A frequent conversation between Kelly and myself goes something like this...as an avid news reader/watcher, we're sitting in front of the television after Cole's gone to bed and a horrible story comes on. Really any story these days. It sometimes feels like the world is going down in flames. Famine in Somalia. World economic crisis. Here in Chicago,  a pregnant 16 year old killed but rushed to the hospital to save her baby who hangs on for life.

And Kelly turns to me, sighs, and asks rhetorically, "how could we bring a child into this world?"

My response gets caught up in existential philosophy, optimism for humanity, my theological issues with the doctrine of original sin, and usually boils down to "what if Cole and his sister cure cancer?"

They probably won't. I know that. But the reason we continue to have kids (us and all of us) is that the other choice...not having kids...dooms the entire species. And don't give me the tired (and false) argument about the planet not supporting all of us or being overpopulated.
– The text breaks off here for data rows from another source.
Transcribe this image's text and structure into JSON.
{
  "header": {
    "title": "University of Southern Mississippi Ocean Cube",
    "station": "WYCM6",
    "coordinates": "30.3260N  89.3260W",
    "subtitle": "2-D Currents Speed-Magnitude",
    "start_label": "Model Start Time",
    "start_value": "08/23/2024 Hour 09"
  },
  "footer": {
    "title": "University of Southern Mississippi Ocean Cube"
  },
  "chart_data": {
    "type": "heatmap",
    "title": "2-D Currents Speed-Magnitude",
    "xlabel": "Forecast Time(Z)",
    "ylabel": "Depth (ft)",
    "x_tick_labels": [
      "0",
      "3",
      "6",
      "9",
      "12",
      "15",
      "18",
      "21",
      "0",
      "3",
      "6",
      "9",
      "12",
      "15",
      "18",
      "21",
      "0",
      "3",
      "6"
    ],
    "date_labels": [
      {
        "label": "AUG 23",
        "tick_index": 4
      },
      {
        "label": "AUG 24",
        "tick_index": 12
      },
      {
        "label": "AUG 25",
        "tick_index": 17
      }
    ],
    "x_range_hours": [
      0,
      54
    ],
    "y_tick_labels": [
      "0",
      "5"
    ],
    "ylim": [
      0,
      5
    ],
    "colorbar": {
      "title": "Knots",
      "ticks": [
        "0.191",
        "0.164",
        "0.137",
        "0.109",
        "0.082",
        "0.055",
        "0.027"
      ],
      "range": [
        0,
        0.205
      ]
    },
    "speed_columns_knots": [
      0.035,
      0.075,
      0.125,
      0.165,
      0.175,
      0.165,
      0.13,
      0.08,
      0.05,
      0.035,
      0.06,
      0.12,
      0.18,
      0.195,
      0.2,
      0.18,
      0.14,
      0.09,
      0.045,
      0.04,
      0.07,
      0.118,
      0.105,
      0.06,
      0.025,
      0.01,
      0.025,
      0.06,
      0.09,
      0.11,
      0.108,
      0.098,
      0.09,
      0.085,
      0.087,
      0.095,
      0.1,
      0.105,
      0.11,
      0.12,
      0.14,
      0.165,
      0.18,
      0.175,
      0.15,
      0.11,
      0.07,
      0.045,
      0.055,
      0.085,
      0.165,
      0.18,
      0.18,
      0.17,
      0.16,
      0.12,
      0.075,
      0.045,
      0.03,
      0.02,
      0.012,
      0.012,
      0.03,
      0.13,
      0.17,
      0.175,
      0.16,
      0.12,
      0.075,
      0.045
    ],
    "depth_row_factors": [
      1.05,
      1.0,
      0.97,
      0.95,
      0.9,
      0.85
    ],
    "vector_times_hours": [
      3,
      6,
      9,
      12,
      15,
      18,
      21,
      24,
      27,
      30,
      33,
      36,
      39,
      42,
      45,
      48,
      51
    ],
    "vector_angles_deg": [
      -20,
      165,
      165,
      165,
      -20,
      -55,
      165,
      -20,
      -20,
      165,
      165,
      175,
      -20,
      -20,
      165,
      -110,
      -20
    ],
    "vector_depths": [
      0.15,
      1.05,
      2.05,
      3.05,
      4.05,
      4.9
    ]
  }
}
Those of us who are here aren't doing anything better with it--though God bless those who try.

I always come back to the 1905 Bessie Anderson Stanley poem about success that's often misattributed to Ralph Waldo Emerson.

He has achieved success who has lived well, laughed often and loved much; who has gained the respect of intelligent men and the love of little children; who has filled his niche and accomplished his task; who has left the world better than he found it, whether by an improved poppy, a perfect poem, or a rescued soul; who has never lacked appreciation of earth’s beauty or failed to express it; who has always looked for the best in others and given them the best he had; whose life was an inspiration; whose memory a benediction.
I'm not a big fan of holding the next generation up to unreasonable goals. And, in the end, I try to tell myself when I get a little down that humanity is a sea and we're not all wicked, unkind, or heartless. Seeing the world through my son's eyes reminds me that sometimes we have to give up our jaded, skeptical adult worldview and remember that part of raising a child is simply not giving in. To them. Or to the people who have forgotten the basics and moved right on to cynicism.

My rules for Cole since the day he was born have been in my head and are simple, actually:
--Respect others
--Respect yourself
--Do your best

The rest, as the rabbi once said of the Torah, is commentary.